The same matching skill, invoked three times, can produce different strategies:
/match-breakout: cluster 1,200 people by domain, 30 per group (embedding + deterministic assignment)
/match-lunch: handle 600 people, cross-domain “accidental matches,” 8 per table, no repeats—generate topics first, then seat accordingly
/match-live: real-time matching of participants on-site, within 200ms, 1-to-1, excluding those already met
The model can also make judgments beyond traditional clustering:
“Santos and Oram are both in AI infrastructure but not competitors—Santos does cost attribution, Oram handles orchestration. They should be grouped.”
“Kim applied as a developer tool, but 1:1 chats show he’s working on SOC2 compliance automation. Reclassify to FinTech / RegTech.”
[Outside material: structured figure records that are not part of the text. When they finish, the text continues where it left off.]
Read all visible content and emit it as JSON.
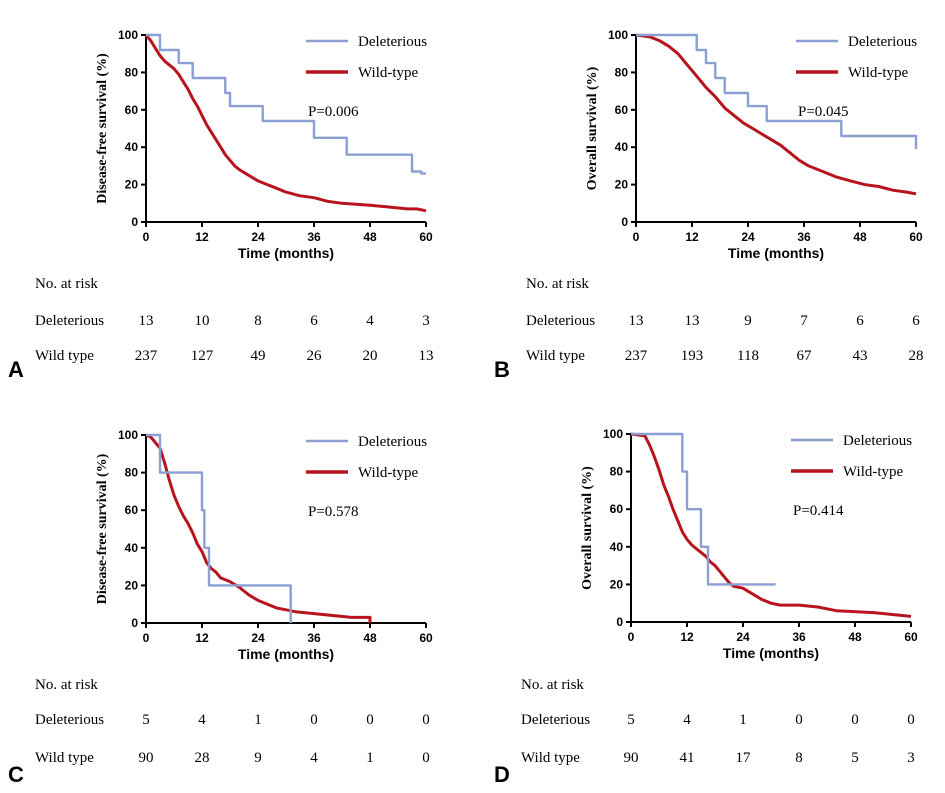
{
  "colors": {
    "deleterious": "#8c9fd4",
    "wild_type": "#b8141e",
    "axis": "#000000"
  },
  "chart_data": [
    {
      "panel_label": "A",
      "type": "line",
      "ylabel": "Disease-free survival (%)",
      "xlabel": "Time (months)",
      "xlim": [
        0,
        60
      ],
      "ylim": [
        0,
        100
      ],
      "xticks": [
        "0",
        "12",
        "24",
        "36",
        "48",
        "60"
      ],
      "yticks": [
        "0",
        "20",
        "40",
        "60",
        "80",
        "100"
      ],
      "legend": [
        "Deleterious",
        "Wild-type"
      ],
      "p_value": "P=0.006",
      "series": [
        {
          "name": "Deleterious",
          "points": [
            [
              0,
              100
            ],
            [
              3,
              100
            ],
            [
              3,
              92
            ],
            [
              7,
              92
            ],
            [
              7,
              85
            ],
            [
              10,
              85
            ],
            [
              10,
              77
            ],
            [
              17,
              77
            ],
            [
              17,
              69
            ],
            [
              18,
              69
            ],
            [
              18,
              62
            ],
            [
              25,
              62
            ],
            [
              25,
              54
            ],
            [
              36,
              54
            ],
            [
              36,
              45
            ],
            [
              43,
              45
            ],
            [
              43,
              36
            ],
            [
              57,
              36
            ],
            [
              57,
              27
            ],
            [
              59,
              27
            ],
            [
              59,
              26
            ],
            [
              60,
              26
            ]
          ]
        },
        {
          "name": "Wild-type",
          "points": [
            [
              0,
              100
            ],
            [
              1,
              97
            ],
            [
              2,
              93
            ],
            [
              3,
              89
            ],
            [
              4,
              86
            ],
            [
              5,
              84
            ],
            [
              6,
              82
            ],
            [
              7,
              79
            ],
            [
              8,
              75
            ],
            [
              9,
              71
            ],
            [
              10,
              66
            ],
            [
              11,
              62
            ],
            [
              12,
              57
            ],
            [
              13,
              52
            ],
            [
              14,
              48
            ],
            [
              15,
              44
            ],
            [
              16,
              40
            ],
            [
              17,
              36
            ],
            [
              18,
              33
            ],
            [
              19,
              30
            ],
            [
              20,
              28
            ],
            [
              22,
              25
            ],
            [
              24,
              22
            ],
            [
              26,
              20
            ],
            [
              28,
              18
            ],
            [
              30,
              16
            ],
            [
              33,
              14
            ],
            [
              36,
              13
            ],
            [
              39,
              11
            ],
            [
              42,
              10
            ],
            [
              48,
              9
            ],
            [
              52,
              8
            ],
            [
              56,
              7
            ],
            [
              58,
              7
            ],
            [
              60,
              6
            ]
          ]
        }
      ],
      "risk_table": {
        "title": "No. at risk",
        "rows": [
          {
            "label": "Deleterious",
            "values": [
              "13",
              "10",
              "8",
              "6",
              "4",
              "3"
            ]
          },
          {
            "label": "Wild type",
            "values": [
              "237",
              "127",
              "49",
              "26",
              "20",
              "13"
            ]
          }
        ]
      }
    },
    {
      "panel_label": "B",
      "type": "line",
      "ylabel": "Overall survival (%)",
      "xlabel": "Time (months)",
      "xlim": [
        0,
        60
      ],
      "ylim": [
        0,
        100
      ],
      "xticks": [
        "0",
        "12",
        "24",
        "36",
        "48",
        "60"
      ],
      "yticks": [
        "0",
        "20",
        "40",
        "60",
        "80",
        "100"
      ],
      "legend": [
        "Deleterious",
        "Wild-type"
      ],
      "p_value": "P=0.045",
      "series": [
        {
          "name": "Deleterious",
          "points": [
            [
              0,
              100
            ],
            [
              13,
              100
            ],
            [
              13,
              92
            ],
            [
              15,
              92
            ],
            [
              15,
              85
            ],
            [
              17,
              85
            ],
            [
              17,
              77
            ],
            [
              19,
              77
            ],
            [
              19,
              69
            ],
            [
              24,
              69
            ],
            [
              24,
              62
            ],
            [
              28,
              62
            ],
            [
              28,
              54
            ],
            [
              44,
              54
            ],
            [
              44,
              46
            ],
            [
              60,
              46
            ],
            [
              60,
              39
            ]
          ]
        },
        {
          "name": "Wild-type",
          "points": [
            [
              0,
              100
            ],
            [
              3,
              99
            ],
            [
              5,
              97
            ],
            [
              7,
              94
            ],
            [
              9,
              90
            ],
            [
              11,
              84
            ],
            [
              13,
              78
            ],
            [
              15,
              72
            ],
            [
              17,
              67
            ],
            [
              19,
              61
            ],
            [
              21,
              57
            ],
            [
              23,
              53
            ],
            [
              25,
              50
            ],
            [
              27,
              47
            ],
            [
              29,
              44
            ],
            [
              31,
              41
            ],
            [
              33,
              37
            ],
            [
              35,
              33
            ],
            [
              37,
              30
            ],
            [
              40,
              27
            ],
            [
              43,
              24
            ],
            [
              46,
              22
            ],
            [
              49,
              20
            ],
            [
              52,
              19
            ],
            [
              55,
              17
            ],
            [
              58,
              16
            ],
            [
              60,
              15
            ]
          ]
        }
      ],
      "risk_table": {
        "title": "No. at risk",
        "rows": [
          {
            "label": "Deleterious",
            "values": [
              "13",
              "13",
              "9",
              "7",
              "6",
              "6"
            ]
          },
          {
            "label": "Wild type",
            "values": [
              "237",
              "193",
              "118",
              "67",
              "43",
              "28"
            ]
          }
        ]
      }
    },
    {
      "panel_label": "C",
      "type": "line",
      "ylabel": "Disease-free survival (%)",
      "xlabel": "Time (months)",
      "xlim": [
        0,
        60
      ],
      "ylim": [
        0,
        100
      ],
      "xticks": [
        "0",
        "12",
        "24",
        "36",
        "48",
        "60"
      ],
      "yticks": [
        "0",
        "20",
        "40",
        "60",
        "80",
        "100"
      ],
      "legend": [
        "Deleterious",
        "Wild-type"
      ],
      "p_value": "P=0.578",
      "series": [
        {
          "name": "Deleterious",
          "points": [
            [
              0,
              100
            ],
            [
              3,
              100
            ],
            [
              3,
              80
            ],
            [
              12,
              80
            ],
            [
              12,
              60
            ],
            [
              12.5,
              60
            ],
            [
              12.5,
              40
            ],
            [
              13.5,
              40
            ],
            [
              13.5,
              20
            ],
            [
              31,
              20
            ],
            [
              31,
              0
            ]
          ]
        },
        {
          "name": "Wild-type",
          "points": [
            [
              0,
              100
            ],
            [
              1,
              99
            ],
            [
              2,
              96
            ],
            [
              3,
              93
            ],
            [
              4,
              85
            ],
            [
              5,
              76
            ],
            [
              6,
              68
            ],
            [
              7,
              62
            ],
            [
              8,
              57
            ],
            [
              9,
              53
            ],
            [
              10,
              48
            ],
            [
              11,
              42
            ],
            [
              12,
              38
            ],
            [
              13,
              32
            ],
            [
              14,
              29
            ],
            [
              15,
              27
            ],
            [
              16,
              24
            ],
            [
              18,
              22
            ],
            [
              20,
              19
            ],
            [
              22,
              15
            ],
            [
              24,
              12
            ],
            [
              26,
              10
            ],
            [
              28,
              8
            ],
            [
              30,
              7
            ],
            [
              32,
              6
            ],
            [
              36,
              5
            ],
            [
              40,
              4
            ],
            [
              44,
              3
            ],
            [
              48,
              3
            ],
            [
              48,
              0
            ]
          ]
        }
      ],
      "risk_table": {
        "title": "No. at risk",
        "rows": [
          {
            "label": "Deleterious",
            "values": [
              "5",
              "4",
              "1",
              "0",
              "0",
              "0"
            ]
          },
          {
            "label": "Wild type",
            "values": [
              "90",
              "28",
              "9",
              "4",
              "1",
              "0"
            ]
          }
        ]
      }
    },
    {
      "panel_label": "D",
      "type": "line",
      "ylabel": "Overall survival (%)",
      "xlabel": "Time (months)",
      "xlim": [
        0,
        60
      ],
      "ylim": [
        0,
        100
      ],
      "xticks": [
        "0",
        "12",
        "24",
        "36",
        "48",
        "60"
      ],
      "yticks": [
        "0",
        "20",
        "40",
        "60",
        "80",
        "100"
      ],
      "legend": [
        "Deleterious",
        "Wild-type"
      ],
      "p_value": "P=0.414",
      "series": [
        {
          "name": "Deleterious",
          "points": [
            [
              0,
              100
            ],
            [
              11,
              100
            ],
            [
              11,
              80
            ],
            [
              12,
              80
            ],
            [
              12,
              60
            ],
            [
              15,
              60
            ],
            [
              15,
              40
            ],
            [
              16.5,
              40
            ],
            [
              16.5,
              20
            ],
            [
              31,
              20
            ]
          ]
        },
        {
          "name": "Wild-type",
          "points": [
            [
              0,
              100
            ],
            [
              3,
              99
            ],
            [
              4,
              94
            ],
            [
              5,
              88
            ],
            [
              6,
              81
            ],
            [
              7,
              73
            ],
            [
              8,
              67
            ],
            [
              9,
              60
            ],
            [
              10,
              54
            ],
            [
              11,
              48
            ],
            [
              12,
              44
            ],
            [
              13,
              41
            ],
            [
              14,
              39
            ],
            [
              15,
              37
            ],
            [
              16,
              35
            ],
            [
              17,
              32
            ],
            [
              18,
              30
            ],
            [
              19,
              27
            ],
            [
              20,
              24
            ],
            [
              21,
              21
            ],
            [
              22,
              19
            ],
            [
              24,
              18
            ],
            [
              26,
              15
            ],
            [
              28,
              12
            ],
            [
              30,
              10
            ],
            [
              32,
              9
            ],
            [
              36,
              9
            ],
            [
              40,
              8
            ],
            [
              44,
              6
            ],
            [
              52,
              5
            ],
            [
              56,
              4
            ],
            [
              60,
              3
            ]
          ]
        }
      ],
      "risk_table": {
        "title": "No. at risk",
        "rows": [
          {
            "label": "Deleterious",
            "values": [
              "5",
              "4",
              "1",
              "0",
              "0",
              "0"
            ]
          },
          {
            "label": "Wild type",
            "values": [
              "90",
              "41",
              "17",
              "8",
              "5",
              "3"
            ]
          }
        ]
      }
    }
  ]
}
Such reclassification can’t be captured by embeddings alone. The model must read the full profile.
Learning cycle
After activities, an /improve skill reads NPS feedback, diarizes “okay” responses—not bad reviews, but “almost there”—and extracts patterns.
It then updates rules and rewrites the matching skill:
If a participant mentions “AI infrastructure” but 80% of their code is billing modules: → classify as FinTech, not AI Infra
If two people in the same group already know each other: → lower matching weight, prioritize new relationships
These rules are written back into the skill files, taking effect next run. Skills “self-rewrite.” In July, “okay” ratings were 12%; in the next event, down to 4%.
The skill files learn what “okay” means, and the system improves without manual code rewriting.
This pattern can be applied to any domain:
Retrieve → Read → Diarize → Count → Synthesize
Then: Research → Investigate → Diarize → Rewrite skill
If you ask what the most valuable cycle in 2026 is, it’s this one. It can be applied to nearly all knowledge work scenarios.
Skills are permanently upgradeable
Recently, I posted an instruction to OpenClaw on X, which received more than a thousand likes and over two thousand saves:
Many thought it was prompt engineering.
But it’s not. It’s the architecture described above. Every skill you write is a permanent upgrade to the system. It doesn’t degrade or forget. It runs automatically at 3 a.m. And when the next-generation models are released, all skills instantly become stronger—the judgment in latent space improves, while the deterministic parts remain stable and reliable.
That’s the source of Yegge’s 100x efficiency.
Not smarter models, but: fat skills, thin harness, and the discipline to solidify everything into capabilities.
The system compounds growth. Build once, run long-term.